Step Six: Rinse and Dry
Once all mold is removed, use a sponge or a rag to rinse any excess cleaning solution. Then take another dry cloth and wipe down the area to remove any dirt or grime the cleaning solution left behind.
Finally, let everything dry completely before putting furniture back into place. You can also open windows and doors to allow the room to air out. And voila! Your furniture, floors, and health are preserved.
How to Keep Mold Out of Your Home
Knowing how to remove mold on wood isn’t enough if you want a safe living environment. Most people don’t realize that preventing mold from regrowing is far more critical for preserving your wooden chairs, beds, and home office desks and keeping them looking and smelling like new.
Here’s what you can do:
- Invest in a dehumidifier that’ll keep air moisture in your room under control. Humidity is what enables mold to develop and spread.
- Maximize sunlight exposure and air circulation.
- Take proper care of your wood furniture. Don’t let it stay wet for too long, and make sure to use a sealant every once in a while to keep the natural look of the wood.
- Regularly clean areas where mold is likely to grow (e.g., bathrooms, kitchens, basements, attics, and other damp places in your home).
- If you notice any mold, clean it as soon as possible! The longer you wait, the more complex and more costly it’ll be to get rid of it.
- If there’s a large surface infested with mold, you should leave the cleaning mold off wood to professionals.
In addition to making you sick, indoor mold can also destroy furniture and insulation, leading to expensive repairs. So, keep an eye out for the first signs of a mold problem in your home, and act on it as soon as possible.

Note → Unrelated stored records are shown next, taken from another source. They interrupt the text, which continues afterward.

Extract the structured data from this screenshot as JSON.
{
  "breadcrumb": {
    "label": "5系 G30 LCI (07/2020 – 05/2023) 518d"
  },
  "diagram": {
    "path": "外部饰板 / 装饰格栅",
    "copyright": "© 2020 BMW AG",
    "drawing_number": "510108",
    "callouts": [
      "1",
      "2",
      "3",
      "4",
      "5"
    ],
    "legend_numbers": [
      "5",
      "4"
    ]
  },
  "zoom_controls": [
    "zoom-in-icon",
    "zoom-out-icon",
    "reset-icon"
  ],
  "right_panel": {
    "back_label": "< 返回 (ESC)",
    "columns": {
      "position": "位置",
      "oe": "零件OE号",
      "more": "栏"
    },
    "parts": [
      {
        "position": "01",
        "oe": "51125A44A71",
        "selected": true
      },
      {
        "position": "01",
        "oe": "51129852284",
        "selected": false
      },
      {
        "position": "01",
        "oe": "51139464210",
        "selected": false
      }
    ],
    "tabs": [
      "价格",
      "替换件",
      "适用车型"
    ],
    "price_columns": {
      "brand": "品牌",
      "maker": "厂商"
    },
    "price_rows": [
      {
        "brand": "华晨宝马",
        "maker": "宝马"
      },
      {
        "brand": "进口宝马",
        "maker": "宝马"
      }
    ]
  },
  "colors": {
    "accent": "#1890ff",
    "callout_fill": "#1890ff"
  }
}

We hope this article has helped you take the right steps towards healthy-looking wooden surfaces that’ll remain mold-free for a long time.
Does vinegar kill mold?
Vinegar is effective against over 80% of molds, making it a tremendous DIY mold cleaner.
However, undiluted vinegar can damage wood finishing and leave stains on particular surfaces. So, be extra careful when using it, and when you do, dilute it with water and add some olive oil into the mixture.

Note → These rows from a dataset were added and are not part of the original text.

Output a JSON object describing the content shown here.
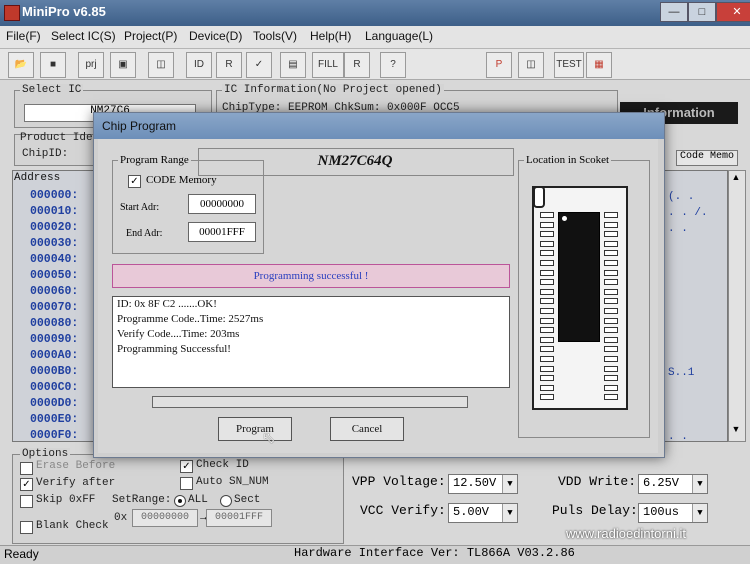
{
  "window": {
    "title": "MiniPro v6.85"
  },
  "menu": [
    "File(F)",
    "Select IC(S)",
    "Project(P)",
    "Device(D)",
    "Tools(V)",
    "Help(H)",
    "Language(L)"
  ],
  "toolbar_labels": {
    "prj": "prj",
    "fill": "FILL",
    "test": "TEST"
  },
  "select_ic": {
    "legend": "Select IC",
    "value": "NM27C6"
  },
  "ic_info": {
    "legend": "IC Information(No Project opened)",
    "line1": "ChipType:  EEPROM    ChkSum: 0x000F OCC5"
  },
  "product_ident": {
    "legend": "Product Iden",
    "chip_id_label": "ChipID:"
  },
  "information_button": "Information",
  "code_memo_tab": "Code Memo",
  "address_header": "Address",
  "addresses": [
    "000000:",
    "000010:",
    "000020:",
    "000030:",
    "000040:",
    "000050:",
    "000060:",
    "000070:",
    "000080:",
    "000090:",
    "0000A0:",
    "0000B0:",
    "0000C0:",
    "0000D0:",
    "0000E0:",
    "0000F0:"
  ],
  "ascii_col": [
    "(. .",
    ". . /.",
    ". .",
    "",
    "",
    "",
    "",
    "",
    "",
    "",
    "",
    "S..1",
    "",
    "",
    "",
    ". ."
  ],
  "options": {
    "legend": "Options",
    "erase_before": "Erase Before",
    "verify_after": "Verify after",
    "skip_0xff": "Skip 0xFF",
    "blank_check": "Blank Check",
    "check_id": "Check ID",
    "auto_sn_num": "Auto SN_NUM",
    "set_range": "SetRange:",
    "all": "ALL",
    "sect": "Sect",
    "range_prefix": "0x",
    "range_from": "00000000",
    "range_to": "00001FFF"
  },
  "voltages": {
    "vpp_label": "VPP Voltage:",
    "vpp_value": "12.50V",
    "vcc_label": "VCC Verify:",
    "vcc_value": "5.00V",
    "vdd_label": "VDD Write:",
    "vdd_value": "6.25V",
    "puls_label": "Puls Delay:",
    "puls_value": "100us"
  },
  "status_bar": {
    "ready": "Ready",
    "hw": "Hardware Interface Ver: TL866A V03.2.86"
  },
  "watermark": "www.radioedintorni.it",
  "dialog": {
    "title": "Chip Program",
    "chip_name": "NM27C64Q",
    "range_legend": "Program Range",
    "code_memory": "CODE Memory",
    "start_label": "Start Adr:",
    "start_value": "00000000",
    "end_label": "End Adr:",
    "end_value": "00001FFF",
    "socket_legend": "Location in Scoket",
    "status": "Programming successful !",
    "log": [
      "ID: 0x 8F C2 .......OK!",
      "Programme Code..Time: 2527ms",
      "Verify Code....Time: 203ms",
      "Programming Successful!"
    ],
    "program_button": "Program",
    "cancel_button": "Cancel"
  }
}
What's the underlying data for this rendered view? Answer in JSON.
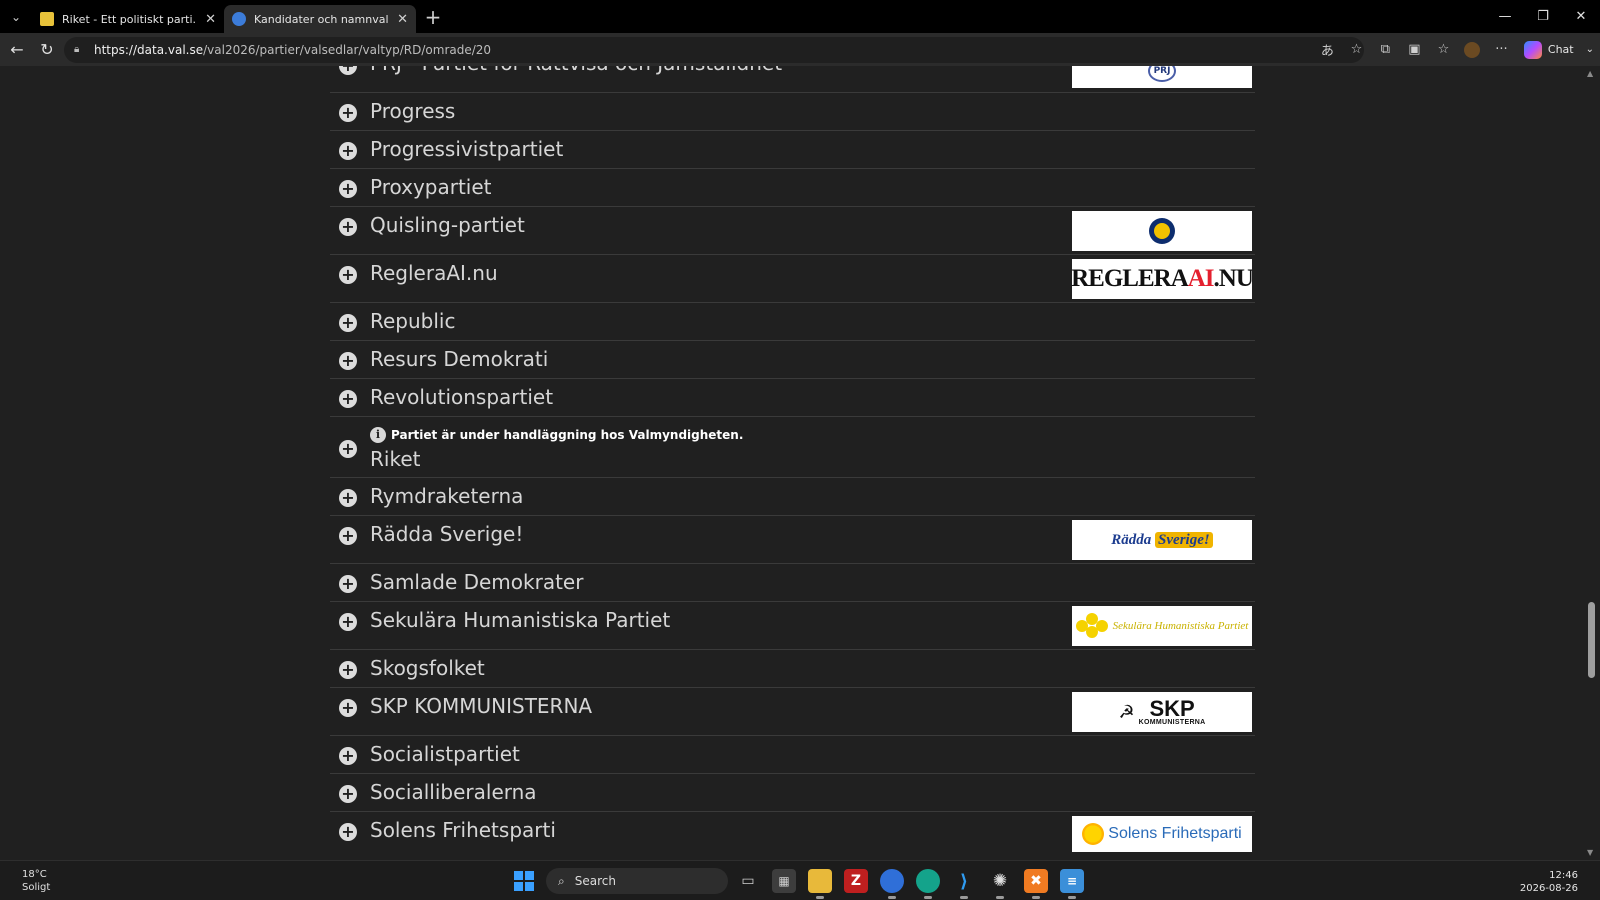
{
  "browser": {
    "tabs": [
      {
        "title": "Riket - Ett politiskt parti. Gör Sverig",
        "active": false,
        "favicon_color": "#e8c23a"
      },
      {
        "title": "Kandidater och namnvalsedlar | Va",
        "active": true,
        "favicon_color": "#3c7cd9"
      }
    ],
    "url_host": "https://data.val.se",
    "url_path": "/val2026/partier/valsedlar/valtyp/RD/omrade/20",
    "chat_label": "Chat"
  },
  "parties": [
    {
      "name": "PRJ - Partiet för Rättvisa och Jämställdhet",
      "logo": "prj",
      "logo_text": "PRJ"
    },
    {
      "name": "Progress"
    },
    {
      "name": "Progressivistpartiet"
    },
    {
      "name": "Proxypartiet"
    },
    {
      "name": "Quisling-partiet",
      "logo": "quisling"
    },
    {
      "name": "RegleraAI.nu",
      "logo": "regleraai",
      "logo_text_a": "REGLERA",
      "logo_text_b": "AI",
      "logo_text_c": ".NU"
    },
    {
      "name": "Republic"
    },
    {
      "name": "Resurs Demokrati"
    },
    {
      "name": "Revolutionspartiet"
    },
    {
      "name": "Riket",
      "notice": "Partiet är under handläggning hos Valmyndigheten."
    },
    {
      "name": "Rymdraketerna"
    },
    {
      "name": "Rädda Sverige!",
      "logo": "raddasv",
      "logo_text_a": "Rädda",
      "logo_text_b": "Sverige!"
    },
    {
      "name": "Samlade Demokrater"
    },
    {
      "name": "Sekulära Humanistiska Partiet",
      "logo": "shp",
      "logo_text": "Sekulära Humanistiska Partiet"
    },
    {
      "name": "Skogsfolket"
    },
    {
      "name": "SKP KOMMUNISTERNA",
      "logo": "skp",
      "logo_text_a": "SKP",
      "logo_text_b": "KOMMUNISTERNA"
    },
    {
      "name": "Socialistpartiet"
    },
    {
      "name": "Socialliberalerna"
    },
    {
      "name": "Solens Frihetsparti",
      "logo": "solens",
      "logo_text": "Solens Frihetsparti"
    }
  ],
  "taskbar": {
    "weather_temp": "18°C",
    "weather_desc": "Soligt",
    "search_placeholder": "Search",
    "time": "12:46",
    "date": "2026-08-26"
  }
}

How to remove mold from unfinished wood?
To fight mold and mildew on untreated wood, you’ll need a deep-cleaning solution with agents like TSP.
Depending on how far the mold has spread into the wood, you can use mild chemicals like dishwashing detergent, diluted vinegar, baking soda, borax, bleach, or more potent commercial cleaners.
Is vinegar or bleach better for killing mold?
Vinegar is a mild acid that kills 82% of bacteria and mold species, while bleach only kills the surface part of molds.
Vinegar is also more effective at cleaning up the mold for just pennies per gallon and doesn’t damage your wooden surfaces like bleach does. Plus, it can clean mold off porous, unfinished wood.
Can I leave vinegar on mold overnight?
In a way, yes.
However, you should bear in mind that mildly acidic cleaners like vinegar are potentially harmful to a porous material such as wood.
This is why vinegar should be diluted with warm water. So, combine one cup of vinegar and four cups of water, add some olive oil, and spray away! No rinsing is necessary.
Do baking soda and vinegar clean mold?
Combining vinegar with baking soda forms carbonic acid. While this compound isn’t strong enough to kill mold, it’s effective enough to get rid of the spores. However, you should be careful, as this mixture can damage some wooden finishes and sealants.
Baking soda’s abrasiveness should be taken into account when deciding how to clean mold off wood. So, if you opt for the baking soda and vinegar combo on wood, don’t scrub it forcefully onto the surface, and rinse away after 10 to 15 minutes.